山东某污水处理厂中环型和线型甲基硅氧烷的行为归趋

  • 1.

    中国矿业大学(北京) 化学与环境工程学院, 北京, 100083;

  • 2.

    中国科学院生态环境研究中心, 环境化学与生态毒理学国家重点实验室, 北京, 100085

  • 基金项目:

    国家自然科学基金(21537004,21777182,21621064,21407159)和中国科学院战略性先导科技专项(XDB14010201)资助

Occurrence and fate of cyclic and linear methylsiloxanes in a wastewater treatment plant in Shandong Province, China

  • 1.

    School of Chemical & Environmental Engineering, China University of Mining & Technology (Beijing), Beijing, 100083, China;

  • 2.

    State Key Laboratory of Environmental Chemistry and Ecotoxicology, Research Center for Eco-Environmental Sciences, Chinese Academy of Sciences, Beijing, 100085, China

  • Fund Project: Supported by the National Natural Science Foundation of China (21537004, 21777182, 21621064,21407159) and the Strategic Priority Research Program of the Chinese Academy of Sciences (XDB14010201)

  • 摘要: 本文研究了山东某污水处理厂污水及污泥中3种环型甲基硅氧烷(D4—D6,CMS)和12种线型甲基硅氧烷(L5—L16,LMS)的行为归趋.进水中总甲基硅氧烷(∑MS)的浓度为15.7—65.7 μg·L-1(平均值:39.2 μg·L-1),其中∑LMS占比为98.2%.进水中∑MS浓度夏季最高(65.7 μg·L-1),其次分别是秋季(41.7 μg·L-1)、冬季(33.7 μg·L-1)和春季(15.7 μg·L-1).出水中∑MS浓度为6.24—14.3 μg·L-1(平均值:10.6 μg·L-1),平均去除率为73.0%.污泥中∑MS的浓度为14.1—48.4 μg·g-1(平均值:20.3 μg·g-1),D4—D6的泥水分配系数(lg Kd)为3.84—4.44,L6—L16的lg Kd为2.24—4.30.此外,通过计算甲基硅氧烷的危险商数(hazard quotients,HQ)评估了其对水生生物的危害,发现污水处理厂出水中目标化合物的潜在危害较低.
    Abstract: Occurrence and fate of three cyclic (D4-D6,CMS) and twelve linear (L5-L16,LMS) methylsiloxanes in the wastewater and sludge collected from a wastewater treatment plant (WWTP) in Shandong Province were studied.
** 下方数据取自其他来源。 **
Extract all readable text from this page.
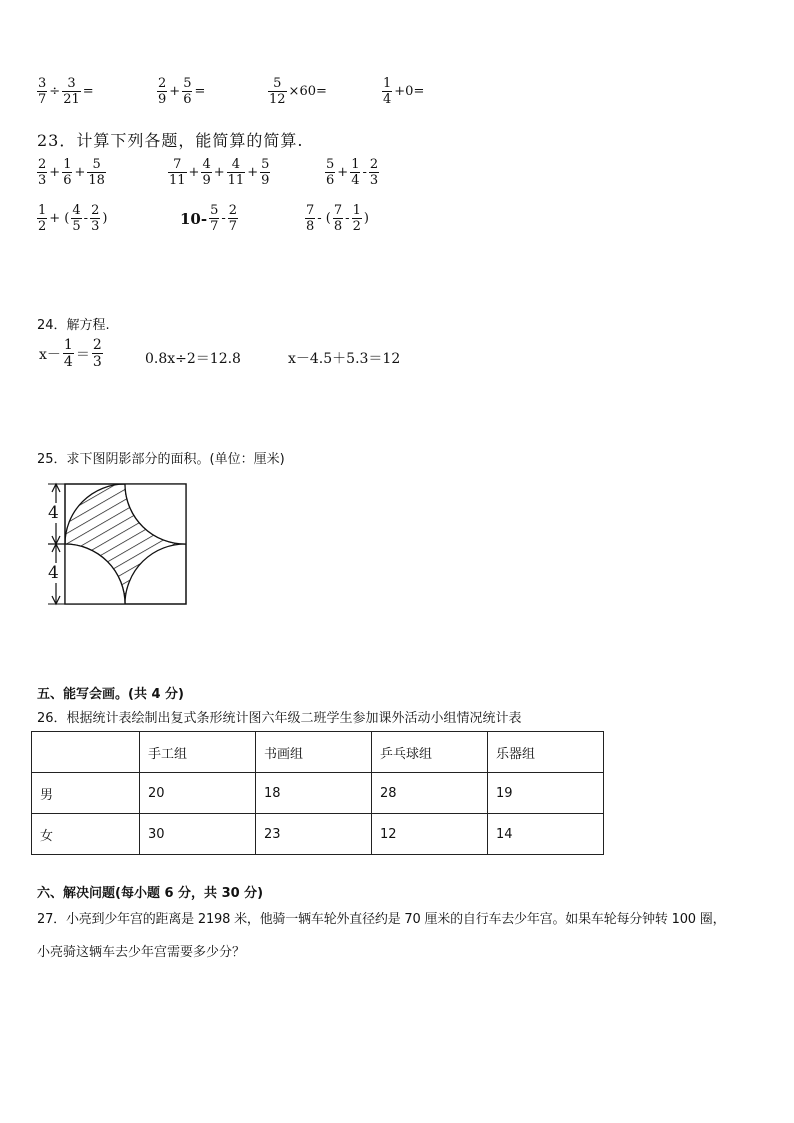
$\frac{3}{7} \div \frac{3}{21}$ =	$\frac{2}{9} + \frac{5}{6}$ =	$\frac{5}{12} \times 60=$	$\frac{1}{4} +0=$
23．计算下列各题，能简算的简算.
$\frac{2}{3} + \frac{1}{6} + \frac{5}{18}$	$\frac{7}{11} + \frac{4}{9} + \frac{4}{11} + \frac{5}{9}$	$\frac{5}{6} + \frac{1}{4} - \frac{2}{3}$
$\frac{1}{2}$ + ( $\frac{4}{5} - \frac{2}{3}$ )	$10- \frac{5}{7} - \frac{2}{7}$	$\frac{7}{8}$ - ( $\frac{7}{8} - \frac{1}{2}$ )
24．解方程.
$x- \frac{1}{4} = \frac{2}{3}$	0.8x÷2＝12.8	x－4.5＋5.3＝12
25．求下图阴影部分的面积。(单位：厘米)
4
4
五、能写会画。(共 4 分)
26．根据统计表绘制出复式条形统计图六年级二班学生参加课外活动小组情况统计表
	手工组	书画组	乒乓球组	乐器组
男	20	18	28	19
女	30	23	12	14
六、解决问题(每小题 6 分，共 30 分)
27．小亮到少年宫的距离是 2198 米，他骑一辆车轮外直径约是 70 厘米的自行车去少年宫。如果车轮每分钟转 100 圈，
小亮骑这辆车去少年宫需要多少分？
The concentrations of total methylsiloxanes(∑MS) in the influent were 15.7-65.7 μg·L-1 (Mean:39.2 μg·L-1), and ∑LMS were the predominant(98.2%). Influent samples collected during the summer contained the highest ∑MS concentrations(65.7 μg·L-1), followed by autumn(41.7 μg·L-1), winter(33.7 μg·L-1) and spring(15.7 μg·L-1). ∑MS concentrations in the effluent were 6.24-14.3 μg·L-1(Mean:10.6 μg·L-1), with 73.0% average removal efficiency. The ∑MS concentrations in the sludge ranged from 14.1 to 48.4 μg·g-1(Mean:20.3 μg·g-1). The logarithm values of solid-liquid distribution coefficients of D4-D6 and L6-L16 were 3.84-4.44 and 2.24-4.30, respectively. In addition, the hazard quotients(HQ) of siloxanes were used to evaluate their ecological risk to aquatic organisms, results suggested that the target compounds in the effluent would pose little potential adverse ecological risk.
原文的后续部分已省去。